Malgré la résilience affichée, l’activité mondiale devrait encore ralentir

L’économie mondiale s’est légèrement améliorée ces dernières semaines, avec notamment un ralentissement de l’inflation aux Etats-Unis. L’économie mondiale donne l’impression d’avoir en grande partie surmonté un test de résistance en ce qui concerne la croissance à court terme.

Sur le plan énergétique, une nouvelle étape a été franchie dans la crise énergétique européenne avec l’envolée des prix du gaz et de l’électricité. En Europe, le contrat de gaz à échéance décembre vaut 60% de plus que son pic atteint lors du déclenchement de la guerre en Ukraine. Dans ce contexte, les perspectives d’inflation se dégradent en Europe : à un horizon de 2 ou 3 ans, les anticipations progressent d’environ 100 points de base au mois d’août. Les taux d’intérêts européens, bien que plus bas, remontent plus vite qu’aux États-Unis alors que l’euro repasse sous la parité face au dollar, son plus bas historique. Paradoxalement, la généralisation des politiques de bouclier tarifaire entretient l’inflation européenne du fait de la hausse des déficits qu’elle engendre, qui encourage à son tour la faiblesse de l’euro et l’inflation importée. La fragilité de l’Italie à l’approche des élections complique également la tâche de le BCE.

Avec une inflation élevée, un marché de l’emploi robuste, des conditions financières qui baissent lentement mais des indicateurs avancés en chute libre, les banquiers centraux ont réaffirmé leur détermination à monter les taux pour rompre le cycle inflationniste. La Fed comme la BCE en font une priorité absolue, même si cela doit s’accompagner d’une récession, qui est jugée moins préoccupante qu’un risque d’hyper-inflation. Cette position explique pourquoi les marchés actions ont fortement baissé depuis les annonces de la rencontre de « Jackson Hole », la réunion annuelle estivale des banquiers centraux.

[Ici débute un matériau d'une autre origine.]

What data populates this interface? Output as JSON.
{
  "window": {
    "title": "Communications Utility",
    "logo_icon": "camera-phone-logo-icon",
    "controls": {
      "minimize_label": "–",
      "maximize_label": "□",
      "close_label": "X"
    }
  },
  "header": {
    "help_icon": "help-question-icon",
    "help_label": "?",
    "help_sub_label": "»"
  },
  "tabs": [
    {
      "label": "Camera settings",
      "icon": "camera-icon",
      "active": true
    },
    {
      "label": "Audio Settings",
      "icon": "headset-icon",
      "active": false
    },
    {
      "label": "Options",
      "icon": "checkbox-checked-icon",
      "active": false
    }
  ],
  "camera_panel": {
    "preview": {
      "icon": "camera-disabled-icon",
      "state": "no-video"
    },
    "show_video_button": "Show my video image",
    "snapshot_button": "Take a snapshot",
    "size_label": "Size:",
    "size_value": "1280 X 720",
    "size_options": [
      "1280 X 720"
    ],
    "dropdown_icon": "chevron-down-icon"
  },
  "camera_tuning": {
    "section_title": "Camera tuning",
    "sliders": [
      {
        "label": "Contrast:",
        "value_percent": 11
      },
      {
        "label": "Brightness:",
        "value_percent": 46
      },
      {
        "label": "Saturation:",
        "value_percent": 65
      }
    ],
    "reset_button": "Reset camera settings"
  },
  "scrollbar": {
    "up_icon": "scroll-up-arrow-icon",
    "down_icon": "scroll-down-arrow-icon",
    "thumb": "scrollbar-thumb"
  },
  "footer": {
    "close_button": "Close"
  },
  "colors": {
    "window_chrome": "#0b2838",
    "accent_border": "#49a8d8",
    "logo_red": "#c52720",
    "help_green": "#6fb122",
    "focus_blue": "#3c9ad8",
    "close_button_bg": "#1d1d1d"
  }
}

Par ailleurs, l’activité mondiale ralentit comme l’indiquent les indices d’éctivité PMI mondiaux. Aux Etats-Unis, l’indice composite PMI chute à 45, soit son plus bas niveau depuis 2009, si l’on exclut la période Covid. En Europe, en Australie et au Japon, la situation est similaire avec des indices en dessous de 50, impliquant une future contraction de l’économie.

En Chine, l’économie tourne encore au ralenti, conséquence des confinements à répétition et du secteur immobilier en crise. Le consommateur reste méfiant en dépit des mesures de soutien telles que la baisse récente des taux d’emprunt sur le marché monétaire et hypothécaire. Néanmoins, la volonté politique est si forte que les prochaines mesures de soutien devraient favoriser un rebond des actions chinoises.

Dans cet environnement, nous allégeons les actions, tout en favorisant la Chine au détriment des autres zones géographiques, notamment l’Europe. Nous restons également prudents sur la duration obligataire, avec une préférence pour les obligations courtes américaines.